It was 2015 when the acquisitive Brazilian investment giant, 3G Capital, took over Kraft Foods and merged it with HJ Heinz, the catsup maker, which it already owned. In this deal, Warren Buffet provided much of the cash, knowing full well that there were profits to be made, given the strong reputation of 3G Capital of being world-class when it comes to cost-cutting.
Kraft Foods, producers of famous consumer products such as Oscar Meyer, had been struggling for years in the very competitive food products industry, saddled with old manufacturing facilities and excess personnel. Clearly, the company was fat and happy making mediocre profits but disappointing Wall Street regularly because of its bloated structure which prevented anything spectacular from happening from a profit perspective.
3G immediately went to work and within a little over 2 years Kraft Heinz was operating at the highest profit margin versus its peers in the U.S. food industry. One example that enabled them to achieve these results was the complete overhaul of the ancient Oscar Meyer food processing plant, eliminating 500 jobs while increasing the output of the facility by 17%.

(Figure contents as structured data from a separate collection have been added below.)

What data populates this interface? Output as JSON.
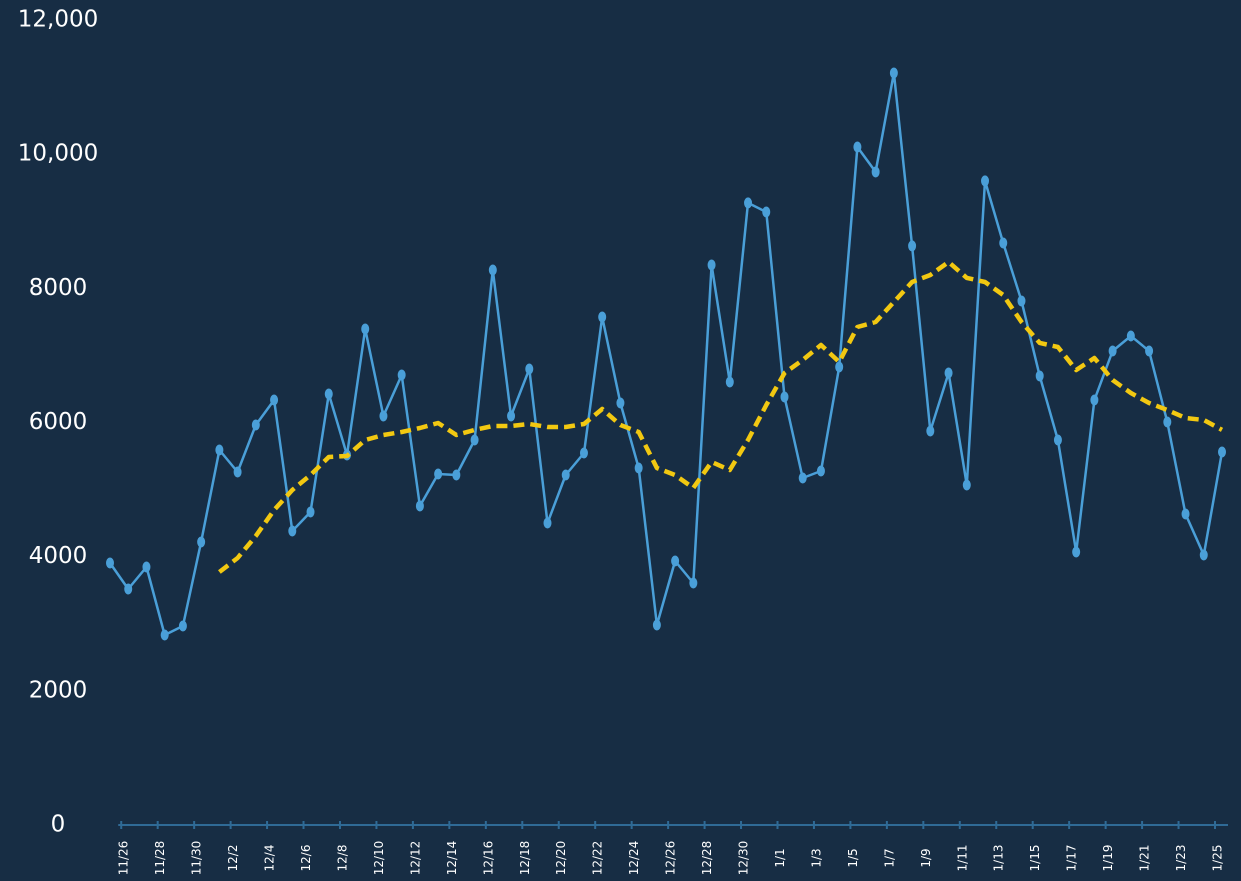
{
  "chart_data": {
    "type": "line",
    "categories": [
      null,
      "11/26",
      null,
      "11/28",
      null,
      "11/30",
      null,
      "12/2",
      null,
      "12/4",
      null,
      "12/6",
      null,
      "12/8",
      null,
      "12/10",
      null,
      "12/12",
      null,
      "12/14",
      null,
      "12/16",
      null,
      "12/18",
      null,
      "12/20",
      null,
      "12/22",
      null,
      "12/24",
      null,
      "12/26",
      null,
      "12/28",
      null,
      "12/30",
      null,
      "1/1",
      null,
      "1/3",
      null,
      "1/5",
      null,
      "1/7",
      null,
      "1/9",
      null,
      "1/11",
      null,
      "1/13",
      null,
      "1/15",
      null,
      "1/17",
      null,
      "1/19",
      null,
      "1/21",
      null,
      "1/23",
      null,
      "1/25"
    ],
    "series": [
      {
        "color": "#4a9fd8",
        "marker": true,
        "dashed": false,
        "values": [
          3906,
          3518,
          3846,
          2832,
          2966,
          4219,
          5590,
          5262,
          5963,
          6336,
          4383,
          4666,
          6425,
          5516,
          7394,
          6097,
          6708,
          4755,
          5233,
          5218,
          5739,
          8274,
          6097,
          6798,
          4502,
          5218,
          5546,
          7573,
          6291,
          5322,
          2981,
          3936,
          3608,
          8348,
          6604,
          9273,
          9138,
          6381,
          5173,
          5277,
          6828,
          10107,
          9735,
          11210,
          8632,
          5874,
          6738,
          5069,
          9601,
          8676,
          7812,
          6694,
          5739,
          4070,
          6336,
          7066,
          7290,
          7066,
          6008,
          4636,
          4025,
          5560
        ]
      },
      {
        "color": "#f2c811",
        "marker": false,
        "dashed": true,
        "values": [
          null,
          null,
          null,
          null,
          null,
          null,
          3772,
          3980,
          4308,
          4696,
          4994,
          5218,
          5486,
          5500,
          5739,
          5814,
          5859,
          5918,
          5993,
          5814,
          5889,
          5948,
          5948,
          5978,
          5933,
          5933,
          5978,
          6201,
          5963,
          5859,
          5322,
          5218,
          5024,
          5411,
          5292,
          5739,
          6261,
          6738,
          6932,
          7156,
          6902,
          7424,
          7498,
          7797,
          8095,
          8199,
          8393,
          8155,
          8095,
          7901,
          7498,
          7186,
          7126,
          6783,
          6962,
          6634,
          6440,
          6291,
          6186,
          6067,
          6038,
          5889
        ]
      }
    ],
    "ylim": [
      0,
      12000
    ],
    "yticks": [
      0,
      2000,
      4000,
      6000,
      8000,
      {
        "value": 10000,
        "label": "10,000"
      },
      {
        "value": 12000,
        "label": "12,000"
      }
    ],
    "grid": false
  }
}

What 3G Capital has exploited very successfully over recent years is the fact that most organizations get fat and bureaucratic over time, due to three basic human tendencies that all courageous leaders need to guard against:
1.) Managers Consistently Ask for More People, Regardless of Their Situation – In general, no matter whether an organization is thriving or struggling, the manager of that group seems to always come up with an argument for why they need more people. When asked to take on a particular task or expand the capabilities of their organization, rarely do they pass up the opportunity to ask for more people in order to do this, claiming there is no way they can cut anything they are currently doing to take on the task, and there is no way they can squeeze extra work into their existing staff.
2.) Managers Are Always Arguing that Their Work/Projects are a Key Priority – Their creativity in finding ways to defend their projects is limitless. They will endlessly fight off any suggestion that some of their projects are less important than others and should be eliminated or reduced in size.
3.) Managers Form Fiefdoms and Duplicate Existing Corporate Services & Systems – Most managers want total independence. They want to have their own systems group, duplicating the efforts of any corporate system resources. They believe they need their own financial and HR resources, thus duplicating the corporate finance/HR resources. You get the idea!
Stepping back, the strong leader will recognize the fact that all humans are wired with these tendencies; yes, that includes you and me! Leaders need to rise above these tendencies and lead!